Overnight rostral fluid shift to the neck and lungs may contribute to the pathogenesis of obstructive sleep apnea (OSA) and central sleep apnea (CSA). The authors hypothesized that exercise training will decrease daytime leg fluid accumulation and overnight rostral fluid shift thereby decreasing the severity of OSA and CSA in patients with coronary artery disease (CAD). Patients with CAD and OSA or CSA (apnea-hypopnea index >15 events per h) were randomized to 4 weeks of aerobic exercise training or to a control group. The Apnea-hypopnea index decreased significantly more in the exercise group than in the control group (p=0.047), in association with a greater reduction in the overnight change in leg fluid volume (p=0.04) and by a significantly greater increase in the overnight change in UA-XSA in the exercise group (p=0.04). This study adds to the expanding literature and the beneficial effects of aerobic exercise in this vulnerable patient population.

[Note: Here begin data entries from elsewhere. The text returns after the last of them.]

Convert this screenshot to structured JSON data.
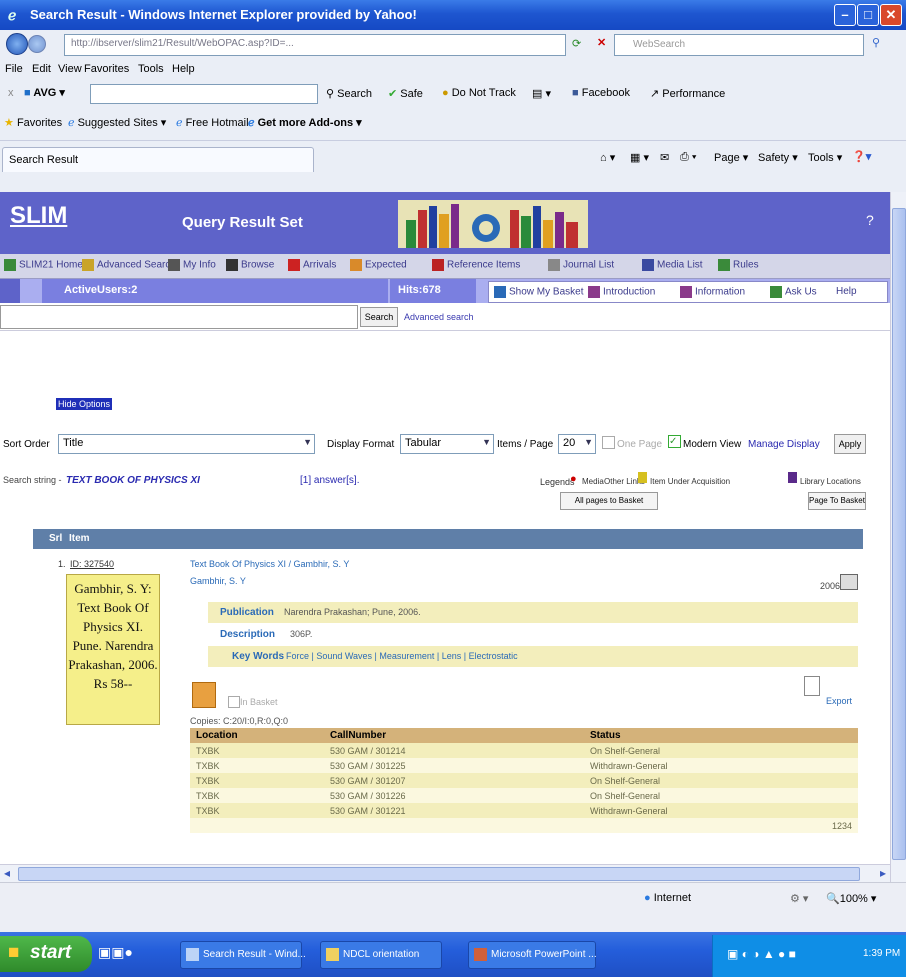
{
  "window": {
    "title": "Search Result - Windows Internet Explorer provided by Yahoo!"
  },
  "browser": {
    "address_url": "http://ibserver/slim21/Result/WebOPAC.asp?ID=...",
    "search_placeholder": "WebSearch",
    "menu": [
      "File",
      "Edit",
      "View",
      "Favorites",
      "Tools",
      "Help"
    ],
    "avg_label": "AVG",
    "toolbar": {
      "search": "Search",
      "safe": "Safe",
      "dnt": "Do Not Track",
      "facebook": "Facebook",
      "performance": "Performance"
    },
    "favorites": {
      "label": "Favorites",
      "suggested": "Suggested Sites",
      "hotmail": "Free Hotmail",
      "addons": "Get more Add-ons"
    },
    "tab_title": "Search Result",
    "command_bar": {
      "page": "Page",
      "safety": "Safety",
      "tools": "Tools"
    }
  },
  "slim": {
    "logo": "SLIM",
    "heading": "Query Result Set",
    "menu": [
      "SLIM21 Home",
      "Advanced Search",
      "My Info",
      "Browse",
      "Arrivals",
      "Expected",
      "Reference Items",
      "Journal List",
      "Media List",
      "Rules"
    ],
    "active_users": "ActiveUsers:2",
    "hits": "Hits:678",
    "links": [
      "Show My Basket",
      "Introduction",
      "Information",
      "Ask Us",
      "Help"
    ],
    "search_button": "Search",
    "advanced_search": "Advanced search",
    "hide_options": "Hide Options",
    "sort_label": "Sort Order",
    "sort_value": "Title",
    "display_format_label": "Display Format",
    "display_format_value": "Tabular",
    "items_per_page_label": "Items / Page",
    "items_per_page_value": "20",
    "one_page": "One Page",
    "modern_view": "Modern View",
    "manage_display": "Manage Display",
    "apply": "Apply",
    "search_string_label": "Search string -",
    "search_string": "TEXT BOOK OF PHYSICS XI",
    "answers": "[1] answer[s].",
    "legends": "Legends",
    "legend_media": "Media",
    "legend_other": "Other Links",
    "legend_acq": "Item Under Acquisition",
    "legend_loc": "Library Locations",
    "all_pages_basket": "All pages to Basket",
    "page_to_basket": "Page To Basket",
    "col_srl": "Srl",
    "col_item": "Item",
    "record": {
      "num": "1.",
      "id": "ID: 327540",
      "title": "Text Book Of Physics XI / Gambhir, S. Y",
      "author": "Gambhir, S. Y",
      "year": "2006",
      "card": "Gambhir, S. Y: Text Book Of Physics XI. Pune. Narendra Prakashan, 2006. Rs 58--",
      "publication_label": "Publication",
      "publication": "Narendra Prakashan; Pune, 2006.",
      "description_label": "Description",
      "description": "306P.",
      "keywords_label": "Key Words",
      "keywords": "Force | Sound Waves | Measurement | Lens | Electrostatic",
      "in_basket": "In Basket",
      "export": "Export",
      "copies": "Copies: C:20/I:0,R:0,Q:0"
    },
    "copies_table": {
      "headers": [
        "Location",
        "CallNumber",
        "Status"
      ],
      "rows": [
        [
          "TXBK",
          "530 GAM / 301214",
          "On Shelf-General"
        ],
        [
          "TXBK",
          "530 GAM / 301225",
          "Withdrawn-General"
        ],
        [
          "TXBK",
          "530 GAM / 301207",
          "On Shelf-General"
        ],
        [
          "TXBK",
          "530 GAM / 301226",
          "On Shelf-General"
        ],
        [
          "TXBK",
          "530 GAM / 301221",
          "Withdrawn-General"
        ]
      ],
      "footer_code": "1234"
    }
  },
  "statusbar": {
    "zone": "Internet",
    "zoom": "100%"
  },
  "taskbar": {
    "start": "start",
    "tasks": [
      "Search Result - Wind...",
      "NDCL orientation",
      "Microsoft PowerPoint ..."
    ],
    "clock": "1:39 PM"
  },
  "colors": {
    "accent": "#5e63c9",
    "menu_bg": "#d4d6e8",
    "table_head": "#5f7fa8",
    "copies_head": "#d4b27a",
    "copies_row": "#f3eebc"
  }
}
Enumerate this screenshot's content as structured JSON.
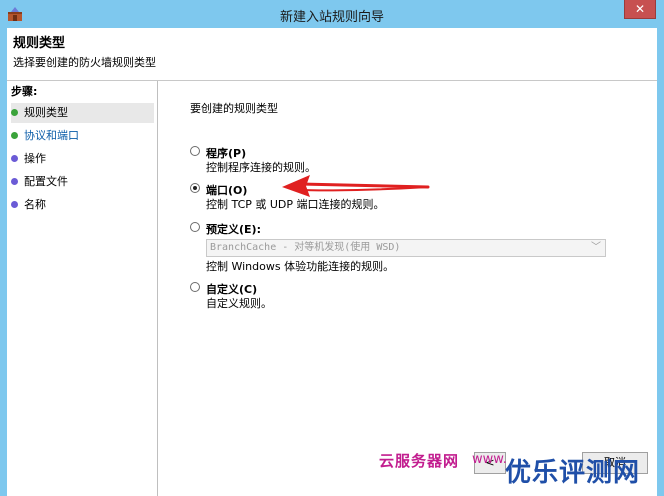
{
  "window": {
    "title": "新建入站规则向导",
    "close_label": "✕"
  },
  "header": {
    "title": "规则类型",
    "subtitle": "选择要创建的防火墙规则类型"
  },
  "sidebar": {
    "heading": "步骤:",
    "items": [
      {
        "label": "规则类型",
        "dot_color": "#3aa33a"
      },
      {
        "label": "协议和端口",
        "dot_color": "#3aa33a"
      },
      {
        "label": "操作",
        "dot_color": "#6b5bd6"
      },
      {
        "label": "配置文件",
        "dot_color": "#6b5bd6"
      },
      {
        "label": "名称",
        "dot_color": "#6b5bd6"
      }
    ]
  },
  "main": {
    "question": "要创建的规则类型",
    "options": [
      {
        "label": "程序(P)",
        "description": "控制程序连接的规则。",
        "checked": false
      },
      {
        "label": "端口(O)",
        "description": "控制 TCP 或 UDP 端口连接的规则。",
        "checked": true
      },
      {
        "label": "预定义(E):",
        "description": "控制 Windows 体验功能连接的规则。",
        "checked": false
      },
      {
        "label": "自定义(C)",
        "description": "自定义规则。",
        "checked": false
      }
    ],
    "predefined_select": {
      "value": "BranchCache - 对等机发现(使用 WSD)"
    }
  },
  "footer": {
    "back_label": "<",
    "cancel_label": "取消"
  },
  "watermarks": {
    "left": "云服务器网",
    "mid": "www.",
    "right": "优乐评测网"
  },
  "colors": {
    "titlebar": "#7ec8ee",
    "close": "#c75050",
    "arrow": "#e02020"
  }
}
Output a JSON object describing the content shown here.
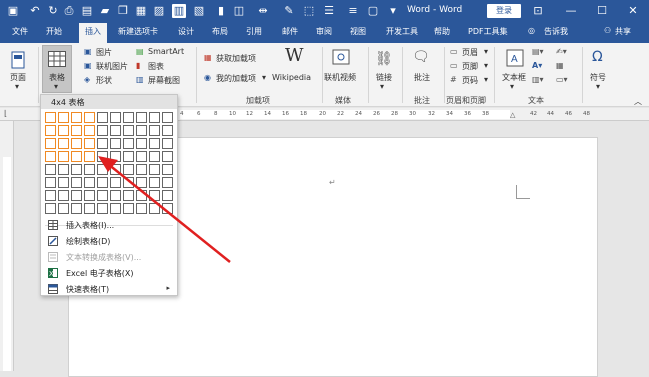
{
  "titlebar": {
    "title": "Word - Word",
    "login": "登录"
  },
  "menubar": {
    "items": [
      "文件",
      "开始",
      "插入",
      "新建选项卡",
      "设计",
      "布局",
      "引用",
      "邮件",
      "审阅",
      "视图",
      "开发工具",
      "帮助",
      "PDF工具集"
    ],
    "tell_me": "告诉我",
    "share": "共享"
  },
  "ribbon": {
    "page": "页面",
    "table": "表格",
    "picture": "图片",
    "online_picture": "联机图片",
    "shapes": "形状",
    "smartart": "SmartArt",
    "chart": "图表",
    "screenshot": "屏幕截图",
    "get_addins": "获取加载项",
    "my_addins": "我的加载项",
    "wikipedia": "Wikipedia",
    "addins_group": "加载项",
    "online_video": "联机视频",
    "media_group": "媒体",
    "link": "链接",
    "comment": "批注",
    "comment_group": "批注",
    "header": "页眉",
    "footer": "页脚",
    "page_number": "页码",
    "header_footer_group": "页眉和页脚",
    "textbox": "文本框",
    "text_group": "文本",
    "symbol": "符号"
  },
  "ruler": {
    "ticks": [
      "4",
      "6",
      "8",
      "10",
      "12",
      "14",
      "16",
      "18",
      "20",
      "22",
      "24",
      "26",
      "28",
      "30",
      "32",
      "34",
      "36",
      "38",
      "42",
      "44",
      "46",
      "48"
    ]
  },
  "dropdown": {
    "header": "4x4 表格",
    "grid_cols": 10,
    "grid_rows": 8,
    "selected_cols": 4,
    "selected_rows": 4,
    "items": [
      {
        "label": "插入表格(I)...",
        "disabled": false,
        "submenu": false
      },
      {
        "label": "绘制表格(D)",
        "disabled": false,
        "submenu": false
      },
      {
        "label": "文本转换成表格(V)...",
        "disabled": true,
        "submenu": false
      },
      {
        "label": "Excel 电子表格(X)",
        "disabled": false,
        "submenu": false
      },
      {
        "label": "快速表格(T)",
        "disabled": false,
        "submenu": true
      }
    ]
  },
  "colors": {
    "brand": "#2b579a",
    "selection": "#f08a24",
    "arrow": "#e02020"
  }
}
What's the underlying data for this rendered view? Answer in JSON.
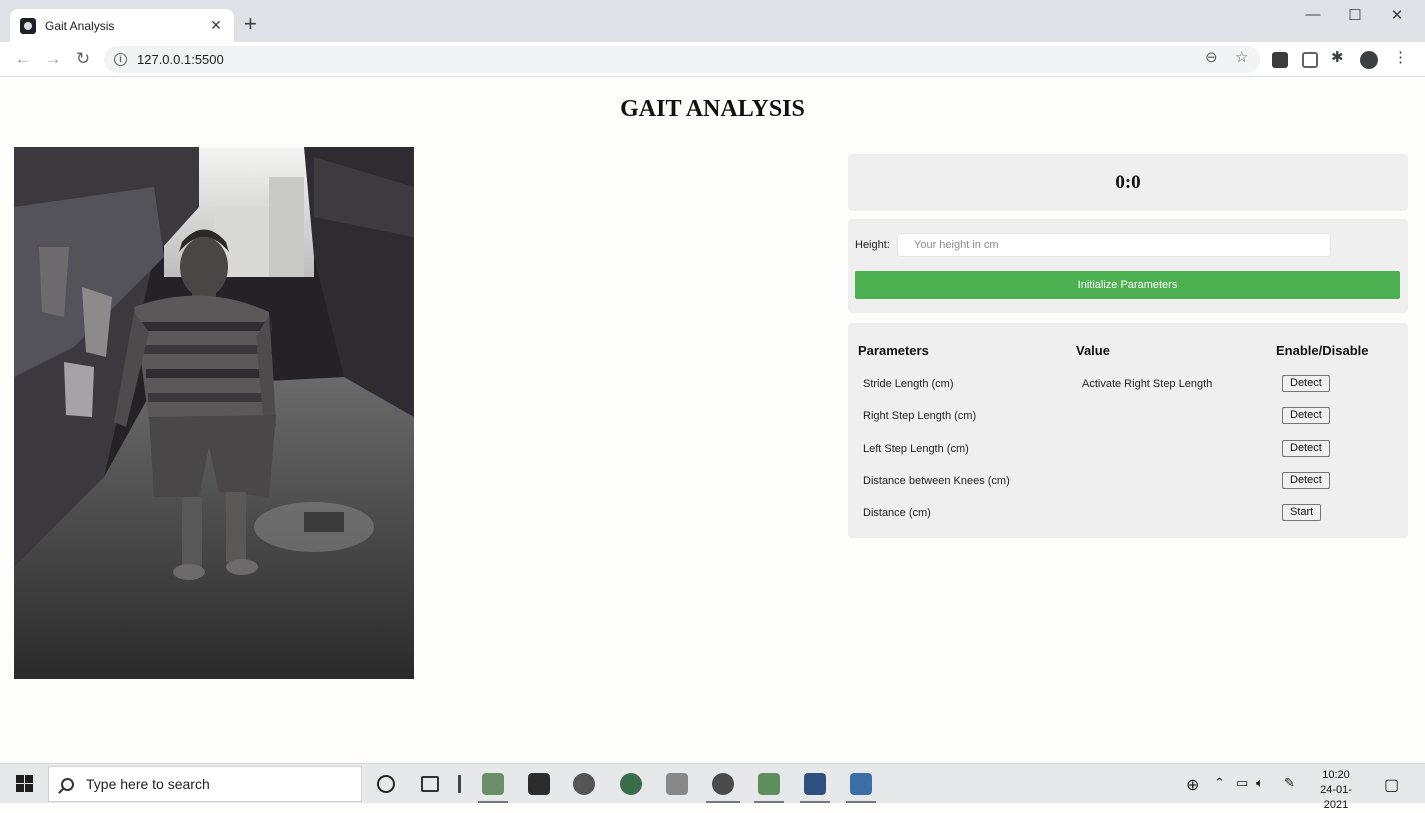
{
  "browser": {
    "tab_title": "Gait Analysis",
    "tab_close": "✕",
    "new_tab": "+",
    "url": "127.0.0.1:5500",
    "window_controls": {
      "minimize": "—",
      "maximize": "☐",
      "close": "✕"
    }
  },
  "page": {
    "title": "GAIT ANALYSIS",
    "score": "0:0",
    "form": {
      "height_label": "Height:",
      "height_placeholder": "Your height in cm",
      "height_value": "",
      "init_button": "Initialize Parameters"
    },
    "params": {
      "headers": {
        "parameters": "Parameters",
        "value": "Value",
        "toggle": "Enable/Disable"
      },
      "rows": [
        {
          "name": "Stride Length (cm)",
          "value": "Activate Right Step Length",
          "button": "Detect"
        },
        {
          "name": "Right Step Length (cm)",
          "value": "",
          "button": "Detect"
        },
        {
          "name": "Left Step Length (cm)",
          "value": "",
          "button": "Detect"
        },
        {
          "name": "Distance between Knees (cm)",
          "value": "",
          "button": "Detect"
        },
        {
          "name": "Distance (cm)",
          "value": "",
          "button": "Start"
        }
      ]
    },
    "colors": {
      "accent": "#4caf50",
      "panel_bg": "#efefef"
    }
  },
  "taskbar": {
    "search_placeholder": "Type here to search",
    "time": "10:20",
    "date": "24-01-2021"
  }
}
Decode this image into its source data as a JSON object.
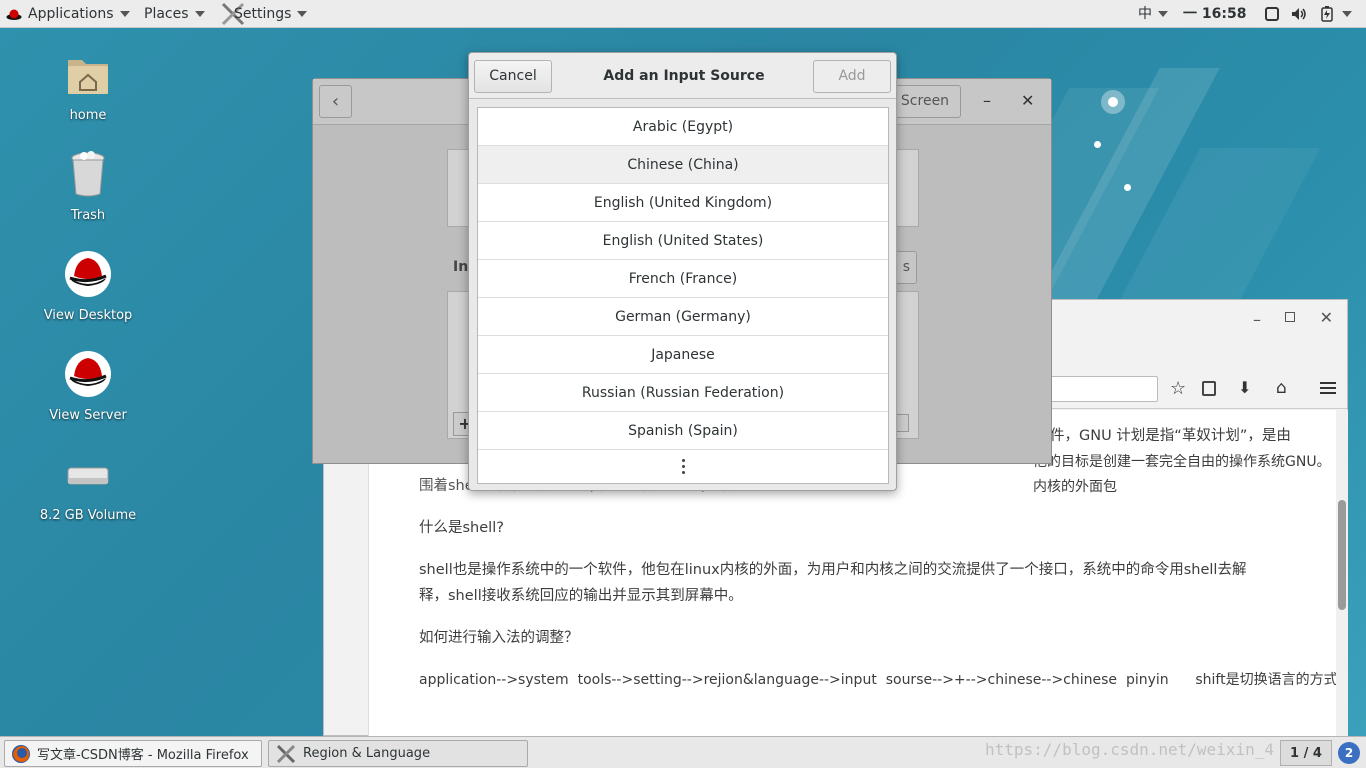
{
  "topbar": {
    "applications": "Applications",
    "places": "Places",
    "settings": "Settings",
    "input_method": "中",
    "clock": "一 16:58"
  },
  "desktop_icons": [
    {
      "label": "home",
      "icon": "home-folder-icon"
    },
    {
      "label": "Trash",
      "icon": "trash-icon"
    },
    {
      "label": "View Desktop",
      "icon": "redhat-icon"
    },
    {
      "label": "View Server",
      "icon": "redhat-icon"
    },
    {
      "label": "8.2 GB Volume",
      "icon": "drive-icon"
    }
  ],
  "settings_window": {
    "screen_label": "Screen",
    "input_label_fragment": "Inp",
    "fragment_s": "s"
  },
  "dialog": {
    "title": "Add an Input Source",
    "cancel": "Cancel",
    "add": "Add",
    "items": [
      "Arabic (Egypt)",
      "Chinese (China)",
      "English (United Kingdom)",
      "English (United States)",
      "French (France)",
      "German (Germany)",
      "Japanese",
      "Russian (Russian Federation)",
      "Spanish (Spain)"
    ],
    "selected_index": 1
  },
  "browser": {
    "text1": "的软件，GNU 计划是指“革奴计划”，是由",
    "text2": "他的目标是创建一套完全自由的操作系统GNU。内核的外面包",
    "text3": "围着shell进行程序和shell(常用版本是bash)进行交流。",
    "question1": "什么是shell?",
    "answer1a": "shell也是操作系统中的一个软件，他包在linux内核的外面，为用户和内核之间的交流提供了一个接口，系统中的命令用shell去解",
    "answer1b": "释，shell接收系统回应的输出并显示其到屏幕中。",
    "question2": "如何进行输入法的调整？",
    "answer2": "application-->system  tools-->setting-->rejion&language-->input  sourse-->+-->chinese-->chinese  pinyin      shift是切换语言的方式"
  },
  "taskbar": {
    "task1": "写文章-CSDN博客 - Mozilla Firefox",
    "task2": "Region & Language",
    "pager": "1 / 4",
    "watermark": "https://blog.csdn.net/weixin_4"
  },
  "colors": {
    "desktop": "#2e8aa8",
    "panel": "#ececec"
  }
}
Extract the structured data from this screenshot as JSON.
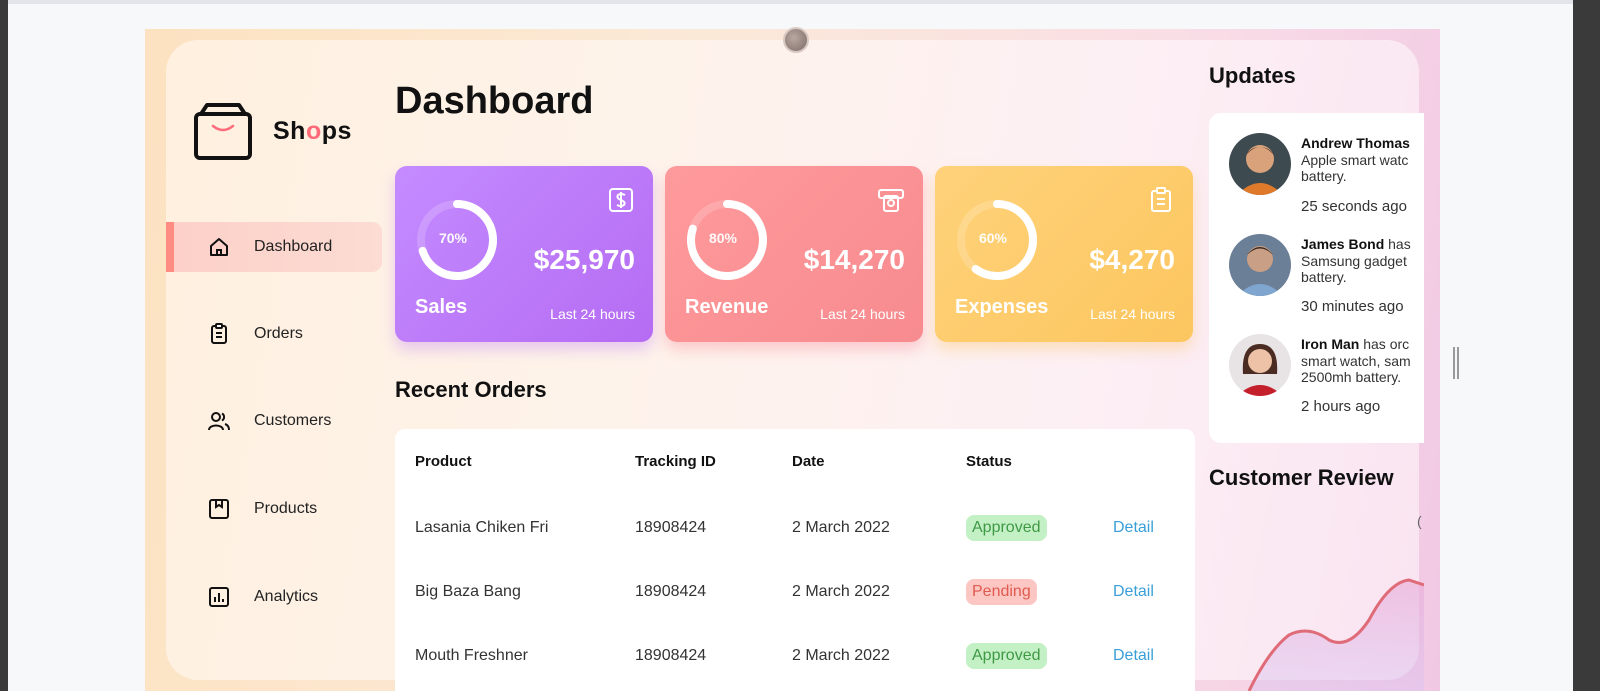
{
  "brand": {
    "name_prefix": "Sh",
    "name_accent": "o",
    "name_suffix": "ps"
  },
  "sidebar": {
    "items": [
      {
        "label": "Dashboard",
        "icon": "home-icon",
        "active": true
      },
      {
        "label": "Orders",
        "icon": "clipboard-icon",
        "active": false
      },
      {
        "label": "Customers",
        "icon": "users-icon",
        "active": false
      },
      {
        "label": "Products",
        "icon": "box-icon",
        "active": false
      },
      {
        "label": "Analytics",
        "icon": "chart-icon",
        "active": false
      }
    ]
  },
  "main": {
    "title": "Dashboard",
    "cards": [
      {
        "label": "Sales",
        "percent": "70%",
        "progress": 0.7,
        "value": "$25,970",
        "sub": "Last 24 hours",
        "icon": "dollar-icon",
        "color": "#b56cf3"
      },
      {
        "label": "Revenue",
        "percent": "80%",
        "progress": 0.8,
        "value": "$14,270",
        "sub": "Last 24 hours",
        "icon": "money-icon",
        "color": "#f78b8f"
      },
      {
        "label": "Expenses",
        "percent": "60%",
        "progress": 0.6,
        "value": "$4,270",
        "sub": "Last 24 hours",
        "icon": "clipboard-icon",
        "color": "#fcc65f"
      }
    ],
    "recent_orders": {
      "title": "Recent Orders",
      "columns": [
        "Product",
        "Tracking ID",
        "Date",
        "Status"
      ],
      "rows": [
        {
          "product": "Lasania Chiken Fri",
          "tracking": "18908424",
          "date": "2 March 2022",
          "status": "Approved",
          "action": "Detail"
        },
        {
          "product": "Big Baza Bang",
          "tracking": "18908424",
          "date": "2 March 2022",
          "status": "Pending",
          "action": "Detail"
        },
        {
          "product": "Mouth Freshner",
          "tracking": "18908424",
          "date": "2 March 2022",
          "status": "Approved",
          "action": "Detail"
        }
      ]
    }
  },
  "updates": {
    "title": "Updates",
    "items": [
      {
        "name": "Andrew Thomas",
        "line1_rest": "",
        "line2": "Apple smart watc",
        "line3": "battery.",
        "time": "25 seconds ago"
      },
      {
        "name": "James Bond",
        "line1_rest": " has",
        "line2": "Samsung gadget",
        "line3": "battery.",
        "time": "30 minutes ago"
      },
      {
        "name": "Iron Man",
        "line1_rest": " has orc",
        "line2": "smart watch, sam",
        "line3": "2500mh battery.",
        "time": "2 hours ago"
      }
    ]
  },
  "review": {
    "title": "Customer Review",
    "partial_label": "("
  },
  "colors": {
    "accent": "#ff8b82",
    "approved": "#3f9944",
    "pending": "#e05a4f",
    "link": "#3a9fd8"
  }
}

In light of recent results of a multicenter RCT (the SERVE-HF trail), and use of adaptive servo-ventilation (ASV) for the treatment of central sleep apnea syndrome (CSAS) related to congestive heart failure (CHF) has been controversial. An update of the 2012 systematic review and meta-analyses were performed that demonstrated an improvement in LVEF and a normalization of AHI in all patients. However, they also found that an increased risk of cardiac mortality in patients with an LVEF of ≤45% and moderate or severe CSA predominant sleep-disordered breathing. These data supported a Standard level recommendation against the use of ASV to treat CHF-associated CSAS in patients with an LVEF of ≤45% and moderate or severe CSAS, and an Option level recommendation for the use of ASV in the treatment CHF-associated CSAS in patients with an LVEF >45% and mild CSAS. The ultimate judgment regarding propriety of any specific care must be made by the clinician as per the AASM.
This article summarizes the evidence on the impact of fluid and salt balance on obstructive sleep apnea severity and reviews the potential anesthetic implications of excessive fluid and salt volume on worsening sleep apnea in the perioperative period.